Not bad. With fish, the term remora has been used for the smaller fish that picked off "cannibalized candidates" of larger fish. Hence, a food name for both remora and its host might be appropriate too.

[PIsaacson]

I'm starting to believe that after constructing an ALS chain, especially a dual-linked variety, I should use subset counting or base/cover analysis to locate the complete set of candidate eliminations. If so, then the r9c2<>8 reduction can be included based on subset counting of my ALS cannibalistic example, raising the total to 13 eliminations.

However, I'm still uncertain whether or not there is agreement on allowing ALS chains to exhibit cannibalism, regardless of how they can be redefined or expressed in alternative POVs. Clearly, the ALSs that I presented performed an act of self immolation. I believe that everyone who's look at this thinks this particular case is okay, but is that sufficient to generalize to an all encompassing rule?

[aran]

I'm starting to believe that after constructing an ALS chain, especially a dual-linked variety, I should use subset counting or base/cover analysis to locate the complete set of candidate eliminations. If so, then the r9c2<>8 reduction can be included based on subset counting of my ALS cannibalistic example, raising the total to 13 eliminations.

However, I'm still uncertain whether or not there is agreement on allowing ALS chains to exhibit cannibalism, regardless of how they can be redefined or expressed in alternative POVs. Clearly, the ALSs that I presented performed an act of self immolation. I believe that everyone who's look at this thinks this particular case is okay, but is that sufficient to generalize to an all encompassing rule?

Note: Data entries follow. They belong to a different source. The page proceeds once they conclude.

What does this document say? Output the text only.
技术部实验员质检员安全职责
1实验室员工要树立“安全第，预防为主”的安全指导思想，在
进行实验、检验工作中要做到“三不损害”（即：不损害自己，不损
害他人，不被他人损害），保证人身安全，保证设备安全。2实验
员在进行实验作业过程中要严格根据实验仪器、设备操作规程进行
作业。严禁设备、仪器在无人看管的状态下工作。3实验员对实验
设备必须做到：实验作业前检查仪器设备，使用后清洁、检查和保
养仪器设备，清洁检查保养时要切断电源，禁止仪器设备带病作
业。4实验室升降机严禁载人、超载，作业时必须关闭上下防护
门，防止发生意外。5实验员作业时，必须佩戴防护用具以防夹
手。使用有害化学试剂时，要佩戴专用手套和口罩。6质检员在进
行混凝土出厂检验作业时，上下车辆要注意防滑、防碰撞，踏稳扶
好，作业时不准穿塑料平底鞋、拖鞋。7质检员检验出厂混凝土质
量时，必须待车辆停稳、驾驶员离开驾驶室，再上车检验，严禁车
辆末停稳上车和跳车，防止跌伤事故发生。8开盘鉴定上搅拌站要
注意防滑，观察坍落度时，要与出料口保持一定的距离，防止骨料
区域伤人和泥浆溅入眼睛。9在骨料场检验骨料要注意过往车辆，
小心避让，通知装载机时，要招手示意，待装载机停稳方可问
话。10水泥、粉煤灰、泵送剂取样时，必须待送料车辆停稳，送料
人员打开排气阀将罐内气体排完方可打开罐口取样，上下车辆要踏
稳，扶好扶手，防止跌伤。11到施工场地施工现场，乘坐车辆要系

I'm not clear why anybody would want to avoid the cannibalizing brethren. They do a very good job.
The logic is well-founded, and the principle is this :
if any candidate in one ALS, other than both dual-linking candidates, see all instances of that candidate in the other ALS, then it is eliminated.

[ronk]

I'm starting to believe that after constructing an ALS chain, especially a dual-linked variety, I should use subset counting or base/cover analysis to locate the complete set of candidate eliminations. If so, then the r9c2<>8 reduction can be included based on subset counting of my ALS cannibalistic example, raising the total to 13 eliminations.

While it makes for a more impressive example when posting, I don't think it's worth the trouble for a programmed solver. Such eliminations will be picked up by a locked candidates technique (aka box/line interaction), which programmed solvers will likely execute whether or not there's an elimination left to be found.

I'm still uncertain whether or not there is agreement on allowing ALS chains to exhibit cannibalism, regardless of how they can be redefined or expressed in alternative POVs.

If you exhaustively search for ALS xz-rule eliminations of size N (and smaller), I don't think there will be any cannibalistic ALS xz-rule eliminations of size N+1 remaining. Here N is the total number of cells in the two sets.

But anytime a cannibalistic elimination is encountered, take it.